The priority given again to investment in roads rather than in public transport is wrong. Not that all public transport investment is to be welcomed, indeed a further disappointing element of the plan is the nature of the proposed public transport projects.
By far the most effective, efficient and flexible form of public transport is buses. They cost far less than trains or trams, even when the bus corridors and specially designated bus roads and bridges are taken into account. They are far more flexible and can be rerouted easily to meet changing demands. And they do not cause anything like the disruption that, for instance, the construction of the Luas project in Dublin caused.
Why a vamped-up bus service, with special laneways and corridors from the airport to various parts of Dublin and beyond, is not preferable to a fixed, inflexible and massively expensive metro service into the city centre is beyond understanding. If is it thought the private sector must or should be involved, then by far the best way of involving the private sector is through buses – allow private bus operators far more latitude to operate in competition with each other and in competition with Bus Éireann and Dublin Bus.

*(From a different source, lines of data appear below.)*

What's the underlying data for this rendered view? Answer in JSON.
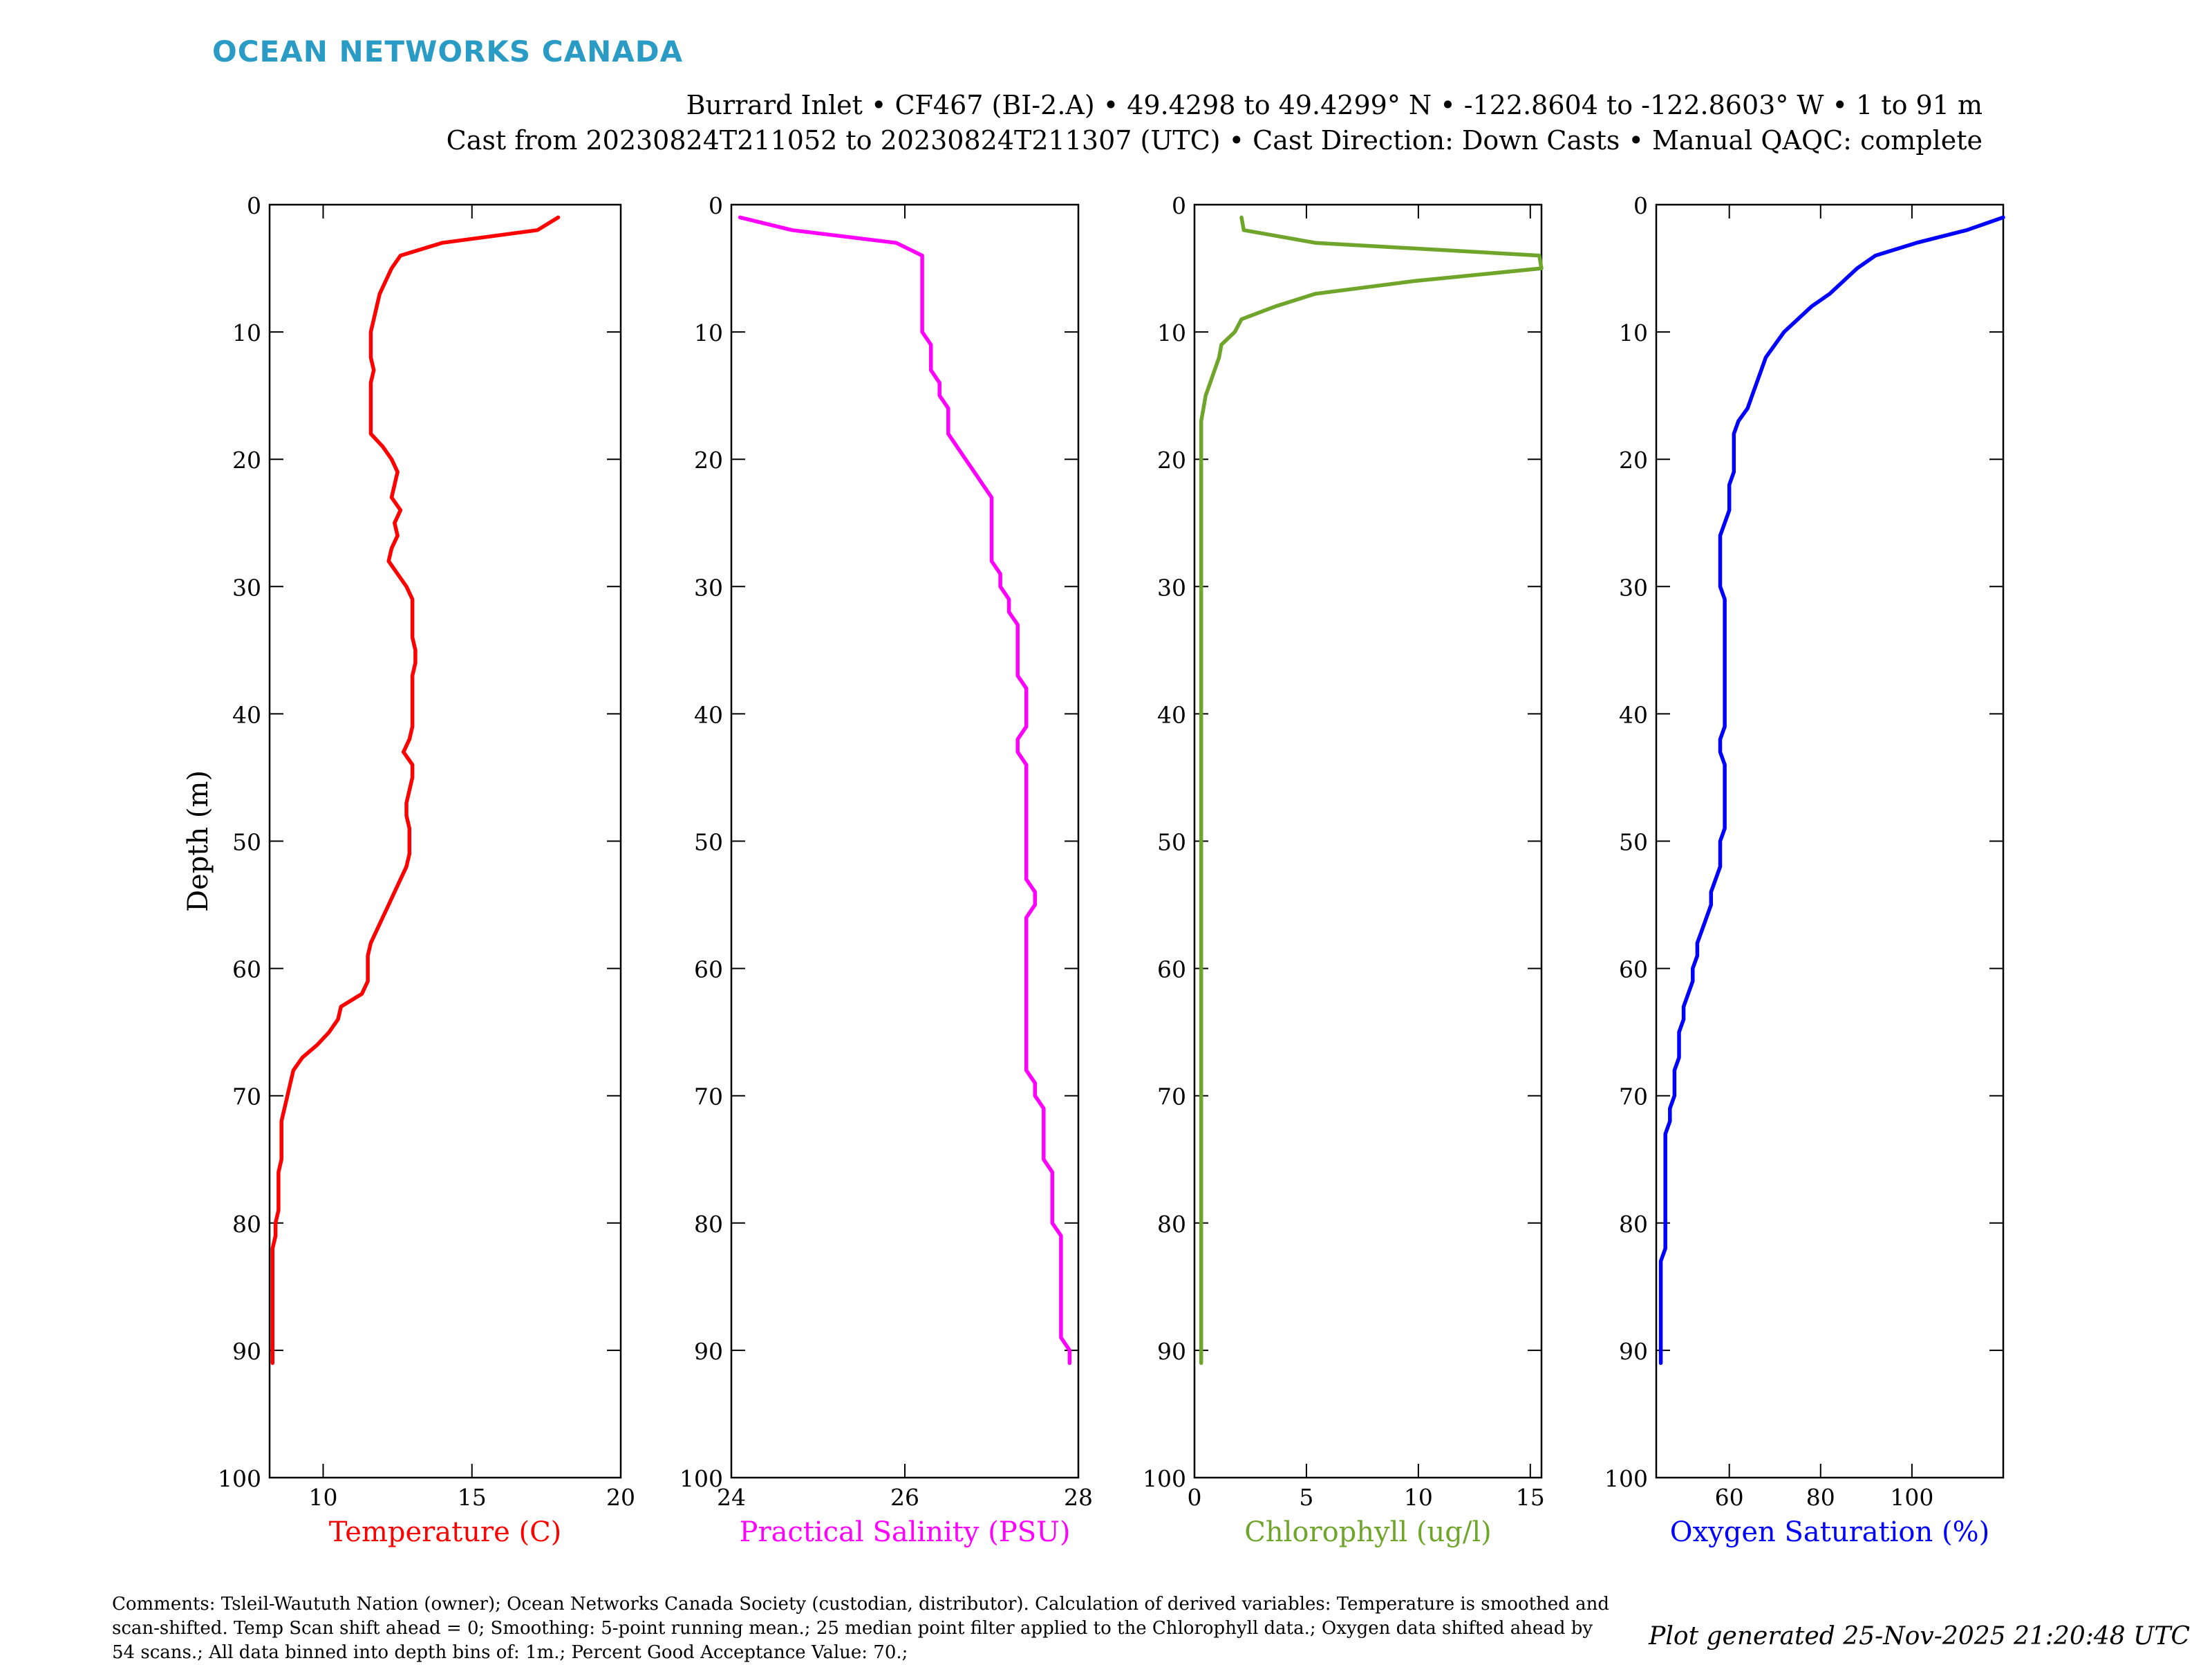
{
  "brand": "OCEAN NETWORKS CANADA",
  "title_line1": "Burrard Inlet • CF467 (BI-2.A) • 49.4298 to 49.4299° N • -122.8604 to -122.8603° W • 1 to 91 m",
  "title_line2": "Cast from 20230824T211052 to 20230824T211307 (UTC) • Cast Direction: Down Casts • Manual QAQC: complete",
  "comments": "Comments: Tsleil-Waututh Nation (owner); Ocean Networks Canada Society (custodian, distributor). Calculation of derived variables: Temperature is smoothed and scan-shifted. Temp Scan shift ahead = 0; Smoothing: 5-point running mean.; 25 median point filter applied to the Chlorophyll data.; Oxygen data shifted ahead by 54 scans.; All data binned into depth bins of: 1m.; Percent Good Acceptance Value: 70.;",
  "generated": "Plot generated 25-Nov-2025 21:20:48 UTC",
  "chart_data": [
    {
      "type": "line",
      "xlabel": "Temperature (C)",
      "ylabel": "Depth (m)",
      "color": "#ff0000",
      "xlim": [
        8.2,
        20
      ],
      "ylim": [
        0,
        100
      ],
      "y_reversed": true,
      "xticks": [
        10,
        15,
        20
      ],
      "yticks": [
        0,
        10,
        20,
        30,
        40,
        50,
        60,
        70,
        80,
        90,
        100
      ],
      "series": [
        {
          "x": [
            17.9,
            17.2,
            14.0,
            12.6,
            12.3,
            12.1,
            11.9,
            11.8,
            11.7,
            11.6,
            11.6,
            11.6,
            11.7,
            11.6,
            11.6,
            11.6,
            11.6,
            11.6,
            12.0,
            12.3,
            12.5,
            12.4,
            12.3,
            12.6,
            12.4,
            12.5,
            12.3,
            12.2,
            12.5,
            12.8,
            13.0,
            13.0,
            13.0,
            13.0,
            13.1,
            13.1,
            13.0,
            13.0,
            13.0,
            13.0,
            13.0,
            12.9,
            12.7,
            13.0,
            13.0,
            12.9,
            12.8,
            12.8,
            12.9,
            12.9,
            12.9,
            12.8,
            12.6,
            12.4,
            12.2,
            12.0,
            11.8,
            11.6,
            11.5,
            11.5,
            11.5,
            11.3,
            10.6,
            10.5,
            10.2,
            9.8,
            9.3,
            9.0,
            8.9,
            8.8,
            8.7,
            8.6,
            8.6,
            8.6,
            8.6,
            8.5,
            8.5,
            8.5,
            8.5,
            8.4,
            8.4,
            8.3,
            8.3,
            8.3,
            8.3,
            8.3,
            8.3,
            8.3,
            8.3,
            8.3,
            8.3
          ],
          "depth": [
            1,
            2,
            3,
            4,
            5,
            6,
            7,
            8,
            9,
            10,
            11,
            12,
            13,
            14,
            15,
            16,
            17,
            18,
            19,
            20,
            21,
            22,
            23,
            24,
            25,
            26,
            27,
            28,
            29,
            30,
            31,
            32,
            33,
            34,
            35,
            36,
            37,
            38,
            39,
            40,
            41,
            42,
            43,
            44,
            45,
            46,
            47,
            48,
            49,
            50,
            51,
            52,
            53,
            54,
            55,
            56,
            57,
            58,
            59,
            60,
            61,
            62,
            63,
            64,
            65,
            66,
            67,
            68,
            69,
            70,
            71,
            72,
            73,
            74,
            75,
            76,
            77,
            78,
            79,
            80,
            81,
            82,
            83,
            84,
            85,
            86,
            87,
            88,
            89,
            90,
            91
          ]
        }
      ]
    },
    {
      "type": "line",
      "xlabel": "Practical Salinity (PSU)",
      "ylabel": "",
      "color": "#ff00ff",
      "xlim": [
        24,
        28
      ],
      "ylim": [
        0,
        100
      ],
      "y_reversed": true,
      "xticks": [
        24,
        26,
        28
      ],
      "yticks": [
        0,
        10,
        20,
        30,
        40,
        50,
        60,
        70,
        80,
        90,
        100
      ],
      "series": [
        {
          "x": [
            24.1,
            24.7,
            25.9,
            26.2,
            26.2,
            26.2,
            26.2,
            26.2,
            26.2,
            26.2,
            26.3,
            26.3,
            26.3,
            26.4,
            26.4,
            26.5,
            26.5,
            26.5,
            26.6,
            26.7,
            26.8,
            26.9,
            27.0,
            27.0,
            27.0,
            27.0,
            27.0,
            27.0,
            27.1,
            27.1,
            27.2,
            27.2,
            27.3,
            27.3,
            27.3,
            27.3,
            27.3,
            27.4,
            27.4,
            27.4,
            27.4,
            27.3,
            27.3,
            27.4,
            27.4,
            27.4,
            27.4,
            27.4,
            27.4,
            27.4,
            27.4,
            27.4,
            27.4,
            27.5,
            27.5,
            27.4,
            27.4,
            27.4,
            27.4,
            27.4,
            27.4,
            27.4,
            27.4,
            27.4,
            27.4,
            27.4,
            27.4,
            27.4,
            27.5,
            27.5,
            27.6,
            27.6,
            27.6,
            27.6,
            27.6,
            27.7,
            27.7,
            27.7,
            27.7,
            27.7,
            27.8,
            27.8,
            27.8,
            27.8,
            27.8,
            27.8,
            27.8,
            27.8,
            27.8,
            27.9,
            27.9
          ],
          "depth": [
            1,
            2,
            3,
            4,
            5,
            6,
            7,
            8,
            9,
            10,
            11,
            12,
            13,
            14,
            15,
            16,
            17,
            18,
            19,
            20,
            21,
            22,
            23,
            24,
            25,
            26,
            27,
            28,
            29,
            30,
            31,
            32,
            33,
            34,
            35,
            36,
            37,
            38,
            39,
            40,
            41,
            42,
            43,
            44,
            45,
            46,
            47,
            48,
            49,
            50,
            51,
            52,
            53,
            54,
            55,
            56,
            57,
            58,
            59,
            60,
            61,
            62,
            63,
            64,
            65,
            66,
            67,
            68,
            69,
            70,
            71,
            72,
            73,
            74,
            75,
            76,
            77,
            78,
            79,
            80,
            81,
            82,
            83,
            84,
            85,
            86,
            87,
            88,
            89,
            90,
            91
          ]
        }
      ]
    },
    {
      "type": "line",
      "xlabel": "Chlorophyll (ug/l)",
      "ylabel": "",
      "color": "#6fa52a",
      "xlim": [
        0,
        15.5
      ],
      "ylim": [
        0,
        100
      ],
      "y_reversed": true,
      "xticks": [
        0,
        5,
        10,
        15
      ],
      "yticks": [
        0,
        10,
        20,
        30,
        40,
        50,
        60,
        70,
        80,
        90,
        100
      ],
      "series": [
        {
          "x": [
            2.1,
            2.2,
            5.4,
            15.4,
            15.5,
            9.8,
            5.4,
            3.6,
            2.1,
            1.8,
            1.2,
            1.1,
            0.9,
            0.7,
            0.5,
            0.4,
            0.3,
            0.3,
            0.3,
            0.3,
            0.3,
            0.3,
            0.3,
            0.3,
            0.3,
            0.3,
            0.3,
            0.3,
            0.3,
            0.3,
            0.3,
            0.3,
            0.3,
            0.3,
            0.3,
            0.3,
            0.3,
            0.3,
            0.3,
            0.3,
            0.3,
            0.3,
            0.3,
            0.3,
            0.3,
            0.3,
            0.3,
            0.3,
            0.3,
            0.3,
            0.3,
            0.3,
            0.3,
            0.3,
            0.3,
            0.3,
            0.3,
            0.3,
            0.3,
            0.3,
            0.3,
            0.3,
            0.3,
            0.3,
            0.3,
            0.3,
            0.3,
            0.3,
            0.3,
            0.3,
            0.3,
            0.3,
            0.3,
            0.3,
            0.3,
            0.3,
            0.3,
            0.3,
            0.3,
            0.3,
            0.3,
            0.3,
            0.3,
            0.3,
            0.3,
            0.3,
            0.3,
            0.3,
            0.3,
            0.3,
            0.3
          ],
          "depth": [
            1,
            2,
            3,
            4,
            5,
            6,
            7,
            8,
            9,
            10,
            11,
            12,
            13,
            14,
            15,
            16,
            17,
            18,
            19,
            20,
            21,
            22,
            23,
            24,
            25,
            26,
            27,
            28,
            29,
            30,
            31,
            32,
            33,
            34,
            35,
            36,
            37,
            38,
            39,
            40,
            41,
            42,
            43,
            44,
            45,
            46,
            47,
            48,
            49,
            50,
            51,
            52,
            53,
            54,
            55,
            56,
            57,
            58,
            59,
            60,
            61,
            62,
            63,
            64,
            65,
            66,
            67,
            68,
            69,
            70,
            71,
            72,
            73,
            74,
            75,
            76,
            77,
            78,
            79,
            80,
            81,
            82,
            83,
            84,
            85,
            86,
            87,
            88,
            89,
            90,
            91
          ]
        }
      ]
    },
    {
      "type": "line",
      "xlabel": "Oxygen Saturation (%)",
      "ylabel": "",
      "color": "#0000ff",
      "xlim": [
        44,
        120
      ],
      "ylim": [
        0,
        100
      ],
      "y_reversed": true,
      "xticks": [
        60,
        80,
        100
      ],
      "yticks": [
        0,
        10,
        20,
        30,
        40,
        50,
        60,
        70,
        80,
        90,
        100
      ],
      "series": [
        {
          "x": [
            120,
            112,
            101,
            92,
            88,
            85,
            82,
            78,
            75,
            72,
            70,
            68,
            67,
            66,
            65,
            64,
            62,
            61,
            61,
            61,
            61,
            60,
            60,
            60,
            59,
            58,
            58,
            58,
            58,
            58,
            59,
            59,
            59,
            59,
            59,
            59,
            59,
            59,
            59,
            59,
            59,
            58,
            58,
            59,
            59,
            59,
            59,
            59,
            59,
            58,
            58,
            58,
            57,
            56,
            56,
            55,
            54,
            53,
            53,
            52,
            52,
            51,
            50,
            50,
            49,
            49,
            49,
            48,
            48,
            48,
            47,
            47,
            46,
            46,
            46,
            46,
            46,
            46,
            46,
            46,
            46,
            46,
            45,
            45,
            45,
            45,
            45,
            45,
            45,
            45,
            45
          ],
          "depth": [
            1,
            2,
            3,
            4,
            5,
            6,
            7,
            8,
            9,
            10,
            11,
            12,
            13,
            14,
            15,
            16,
            17,
            18,
            19,
            20,
            21,
            22,
            23,
            24,
            25,
            26,
            27,
            28,
            29,
            30,
            31,
            32,
            33,
            34,
            35,
            36,
            37,
            38,
            39,
            40,
            41,
            42,
            43,
            44,
            45,
            46,
            47,
            48,
            49,
            50,
            51,
            52,
            53,
            54,
            55,
            56,
            57,
            58,
            59,
            60,
            61,
            62,
            63,
            64,
            65,
            66,
            67,
            68,
            69,
            70,
            71,
            72,
            73,
            74,
            75,
            76,
            77,
            78,
            79,
            80,
            81,
            82,
            83,
            84,
            85,
            86,
            87,
            88,
            89,
            90,
            91
          ]
        }
      ]
    }
  ]
}
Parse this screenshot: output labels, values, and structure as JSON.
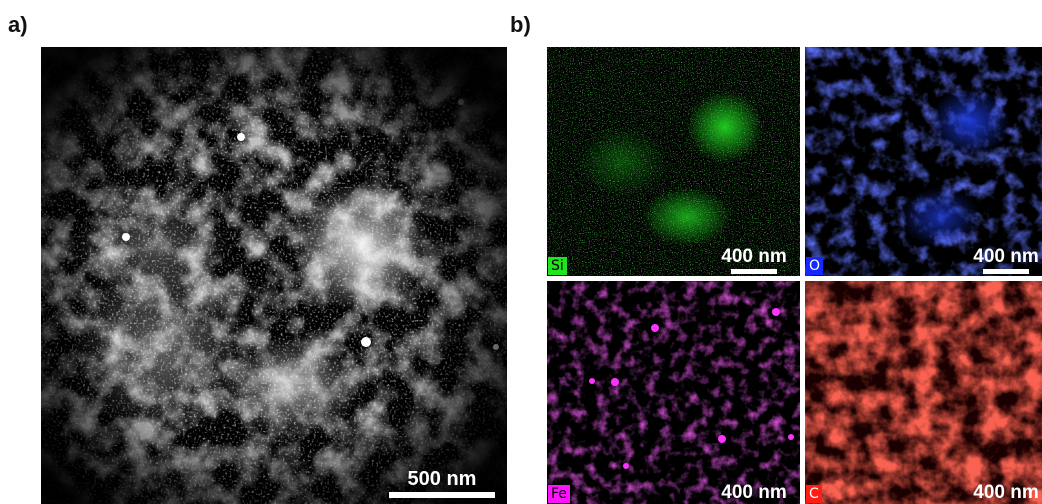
{
  "panel_a": {
    "label": "a)",
    "scale_label": "500 nm",
    "color": "#ffffff"
  },
  "panel_b": {
    "label": "b)",
    "maps": [
      {
        "element": "Si",
        "scale_label": "400 nm",
        "color": "#19c819",
        "tag_bg": "#1ee61e",
        "tag_fg": "#000000"
      },
      {
        "element": "O",
        "scale_label": "400 nm",
        "color": "#2233ee",
        "tag_bg": "#1428ff",
        "tag_fg": "#ffffff"
      },
      {
        "element": "Fe",
        "scale_label": "400 nm",
        "color": "#cc22cc",
        "tag_bg": "#ff14ff",
        "tag_fg": "#000000"
      },
      {
        "element": "C",
        "scale_label": "400 nm",
        "color": "#e8221c",
        "tag_bg": "#ff1e14",
        "tag_fg": "#ffffff"
      }
    ]
  }
}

The motorway project should have built into it a strong public transport dimension. There should be on all motorways and other major roadways dedicated bus lanes, thereby encouraging travellers to use public transport rather than private cars.
There are aspects to the plan which are welcome. The construction of a single main train station in Dublin at Spencer Dock would make a great deal of sense, although the news that the tunnel between Heuston and Connolly stations could not be used for diesel trains raises doubts about that.
The proposed Atlantic Corridor – a major road from Letterkenny to Galway, Limerick, Cork and Waterford, is welcome too, if it ever happens and there must be doubt about that, for it is long-fingered.
As an election gimmick it has its drawbacks. One of the gravest doubts about the competence of this Government centres on its incapacity to manage infrastructural projects. Every time it trumpets its plans for more infrastructural projects, it is likely to revive awareness of its incompetence.
There is also the factor that very many of these projects will not get underway at all. Clearly, there has been Cabinet disagreement on the plan and Brian Cowen, Minister for Finance, made clear at the unveiling that each individual project would have to get Department of Finance approval before going ahead. Which raises the question: what exactly was being unveiled? If there is not agreement to proceed with what was announced, then what was the point of the announcement?
And on the whole, that might be the most encouraging news of all. The razzmatazz was just that, nothing has been agreed as yet. The madness might yet be curtailed.